I did a little more looking into it, and the thing I was most hoping for made it into Toolbox 2007. If you receive an assembly that uses Toolbox parts with configurations that you don't have created, you used to get "huge screws", default configurations. But now in 2007, SW can figure out the configuration size from the name and recreate the config. This is a huge fix to what was a serious showstopper for this software.
There are other fixes too, like the ability to create all configs or all parts at once, and the consolidation of settings.
Its a big improvement, and removes most of my real gripes with what has been a time bomb waiting to destroy your assembly and drawing data.
Things that could still improve are an automated way to customize and populate custom property information, a way to different handle materials with part numbers and descriptions (other than keying in manually one by one).
Thanks for the info , Matt. I'm mostly concerned about legacy data.

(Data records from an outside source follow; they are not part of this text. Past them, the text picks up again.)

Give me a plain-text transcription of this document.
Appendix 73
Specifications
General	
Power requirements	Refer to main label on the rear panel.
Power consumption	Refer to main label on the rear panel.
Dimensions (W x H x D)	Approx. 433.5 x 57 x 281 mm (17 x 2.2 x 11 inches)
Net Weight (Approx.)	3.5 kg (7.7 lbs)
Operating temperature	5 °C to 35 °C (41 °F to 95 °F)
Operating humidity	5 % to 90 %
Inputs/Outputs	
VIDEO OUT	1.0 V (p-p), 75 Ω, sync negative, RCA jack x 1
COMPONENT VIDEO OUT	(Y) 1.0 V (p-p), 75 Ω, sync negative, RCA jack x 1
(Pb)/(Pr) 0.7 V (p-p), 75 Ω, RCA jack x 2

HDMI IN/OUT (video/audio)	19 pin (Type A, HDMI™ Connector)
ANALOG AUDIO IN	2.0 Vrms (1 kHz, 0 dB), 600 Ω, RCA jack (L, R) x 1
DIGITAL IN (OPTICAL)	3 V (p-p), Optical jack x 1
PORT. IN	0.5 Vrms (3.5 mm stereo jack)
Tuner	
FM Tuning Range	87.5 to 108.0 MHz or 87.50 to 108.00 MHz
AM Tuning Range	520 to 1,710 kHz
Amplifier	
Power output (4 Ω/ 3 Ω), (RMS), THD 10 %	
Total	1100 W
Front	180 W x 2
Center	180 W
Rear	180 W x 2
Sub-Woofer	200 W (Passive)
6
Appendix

We don't use configurations. We use 'Copied Parts'. I was wondering if we are going to problems using the 'Copied Parts' already created. If there was any change to the naming convention, etc.
This has been needed for many years, and although long overdue, it is a welcome fix.
Almost. Close enough to be useful. It's very buried. Let me try to get this right.
- from menus go to Toolbox, Configure
- Expand Ansi Inch
- Expand Bolts and Screws
- Expand Countersunk head
- select countersunk bolt
- on the right, select the All Configurations tab. It will tell you it is generating all configurations, but what it means is that it is creating a list of all of the configuration names.
- click the Create Configurations button at the bottom. it will warn you about how many configs there are and how long it may take.
If you look in the What's New pdf, the functionality is actually listed there.
Yes, it will also do that. You have to first have it set to do parts, which I think is a little different than it used to be. Go to Toolbox menu, Configure, Settings, and set it to Create Parts. Then flip back to the Content tab, and browse as before. The All Configurations tab will now have a button on it that says Create Parts.
I just tried this on a model that I knew to have "huge screws" syndrom, and SW 2007 loaded up with huge screws "as expected" (lol). Am I missing something?
You know, I don't even use Toolbox. Would someone from SW or a savvy reseller step in and offer some What's New tech support?
Here's the situation as I understand it. I apologize if its wrong, given a lack of accurate information, this is what I think is going on.
In the tradition of Toolbox, if it's an old assembly, "you're screwed".
I think the assembly has to be built in 2007 or newer to lose the "huge screws" problem. Specifically, I think it has to use a Toolbox library which has the 2007 updates. Which, I think, is pretty freaking effed because I thought it was getting the size information from the configuration or file name, both of which are stored in the assembly. Apparently that's not happening, it's getting size info from some other clever location that didn't exist before. How do you know that your new
2007 parts are doing it right? How do you make sure that if you have existing library parts with descriptions and part numbers that you don't want to lose, that the assemblies those parts go into get updated with the new "clever" id tag? Why couldn't they just use the configuration and file names to figure out what size screw is missing?
Could someone who knows what they're talking about please step up and answer this question?
I spoke with SW about Toolbox problems about a year ago, and I encouraged them to pursue simple solutions that work. Toolbox just seemed to get more and more complex to fix some minor problem, and each layer of complexity added bugs which required more complexity to fix, and on and on... They seem to be very good at coming up with extremely clever solutions that almost work, and this seems to be more of the same in that direction. I can't believe after all the time I spent talking to SW people about this problem and possible solutions, that they solved the problem in a way that doesn't address the existing problems in so much outstanding legacy data. These discussions were explicit, and yet they went pretty far out of their way to make sure that it wouldn't fix existing problems, only new problems, when it would have been easier to fix the existing problems too.
So, if Toolbox has screwed you before, it's gonna keep screwing you until you upgrade to 2007 and manually fix the problem, just exactly in the same way that you were screwed before the 2007 fix came out.
I guess the good news here is that new and future users won't have to learn the term "huge screws" unless they have assemblies which are pre-2007.
I should clarify, that I don't believe this was done out of malice, or out of a conscious effort to disenfranchise existing customers, but simply out of careless hotdogging. This is exactly what I think got them before as well. The simple solution that would have worked was right there, and they chose to do something else.
Again, I hope somebody who knows what they're talking about can correct my speculation.